Carta de Mário de Andrade

Trecho de uma carta de Mário de Andrade a Manuel Bandeira que veio a tona recentemente, por meio de uma determinação da Controladoria Geral da União à Casa de Rui Barbosa, em que ele comenta sobre sua homossexualidade (foi mantida a grafia e o estilo do autor):

Mário de AndradeMas em que podia ajuntar em grandeza ou milhoria para nós ambos, para você, ou para mim, comentarmos e eu elucidar você sobre minha tão falada (pelos outros) homossexualidade. Em nada. Valia de alguma coisa eu mostrar um muito de exagero que há nessas contínuas conversas sociais não adianta nada pra você que não é indivíduo de intrigas sociais.

Pra você me defender dos outros, não adiantava nada pra mim, porque em toda a vida tem duas vidas, a social e a particular, na particular isso me interessa a mim e na social você não conseguia evitar a socialização absolutamente desprezível de uma verdade inicial. Quanto a mim pessoalmente, num caso tão decisivo para a minha vida particular como isso é, creio que você está seguro que um indivíduo estudioso e observador como eu, ha-de estar bem inteirado do assunto, ha-de tê-lo bem catalogado e especificado. Ha-de ter tudo normalisado em si, si é que posso me serfir de “normalisar” neste caso. Tanto mais Manu, que o ridículo dos socializadores da minha vida particular é enorme. Note as incongruências em que caem: o caso de “Maria” não é típico.
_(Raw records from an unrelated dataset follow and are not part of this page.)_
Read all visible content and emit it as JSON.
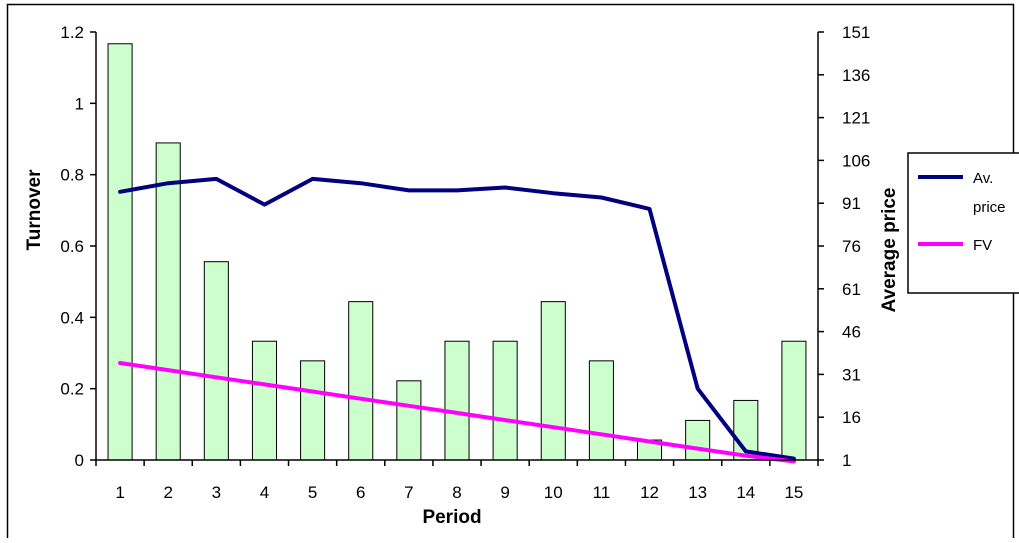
{
  "chart_data": {
    "type": "bar",
    "xlabel": "Period",
    "ylabel": "Turnover",
    "y2label": "Average price",
    "categories": [
      "1",
      "2",
      "3",
      "4",
      "5",
      "6",
      "7",
      "8",
      "9",
      "10",
      "11",
      "12",
      "13",
      "14",
      "15"
    ],
    "ylim": [
      0,
      1.2
    ],
    "yticks": [
      "0",
      "0.2",
      "0.4",
      "0.6",
      "0.8",
      "1",
      "1.2"
    ],
    "y2lim": [
      1,
      151
    ],
    "y2ticks": [
      "1",
      "16",
      "31",
      "46",
      "61",
      "76",
      "91",
      "106",
      "121",
      "136",
      "151"
    ],
    "grid": false,
    "legend_position": "right",
    "series": [
      {
        "name": "",
        "type": "bar",
        "axis": "left",
        "color": "#ccffcc",
        "values": [
          1.167,
          0.889,
          0.556,
          0.333,
          0.278,
          0.444,
          0.222,
          0.333,
          0.333,
          0.444,
          0.278,
          0.056,
          0.111,
          0.167,
          0.333
        ]
      },
      {
        "name": "Av. price",
        "type": "line",
        "axis": "right",
        "color": "#000080",
        "values": [
          95,
          98,
          99.5,
          90.5,
          99.5,
          98,
          95.5,
          95.5,
          96.5,
          94.5,
          93,
          89,
          26,
          4,
          1.5
        ]
      },
      {
        "name": "FV",
        "type": "line",
        "axis": "right",
        "color": "#ff00ff",
        "values": [
          35,
          32.5,
          30,
          27.5,
          25,
          22.5,
          20,
          17.5,
          15,
          12.5,
          10,
          7.5,
          5,
          2.5,
          0.5
        ]
      }
    ]
  },
  "legend": {
    "items": [
      {
        "label_line1": "Av.",
        "label_line2": "price",
        "color": "#000080"
      },
      {
        "label_line1": "FV",
        "label_line2": "",
        "color": "#ff00ff"
      }
    ]
  }
}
Me dão todos os vícios que por ignorância ou interesse de intriga são por eles considerados ridículos e no entanto assim que fiz de uma realidade penosa a “Maria”, não teve nenhum que caçoasse falando que aquilo era idealização para desencaminhar os que me acreditam nem sei o quê, mas todos falaram que era fulana de tal. Mas si agora toco neste assunto em que me porto com absoluta e elegante discrição social, tão absoluta que sou incapaz de convidar um companheiro daqui a sair sozinho comigo na rua (veja como tenho minha vida mais regulada que máquina de precisão) e se saio com alguém é porque esse alguém me convida. Si toco no assunto, é porque se poderia tirar dele um argumento para explicar minhas amizades platônicas, só minhas.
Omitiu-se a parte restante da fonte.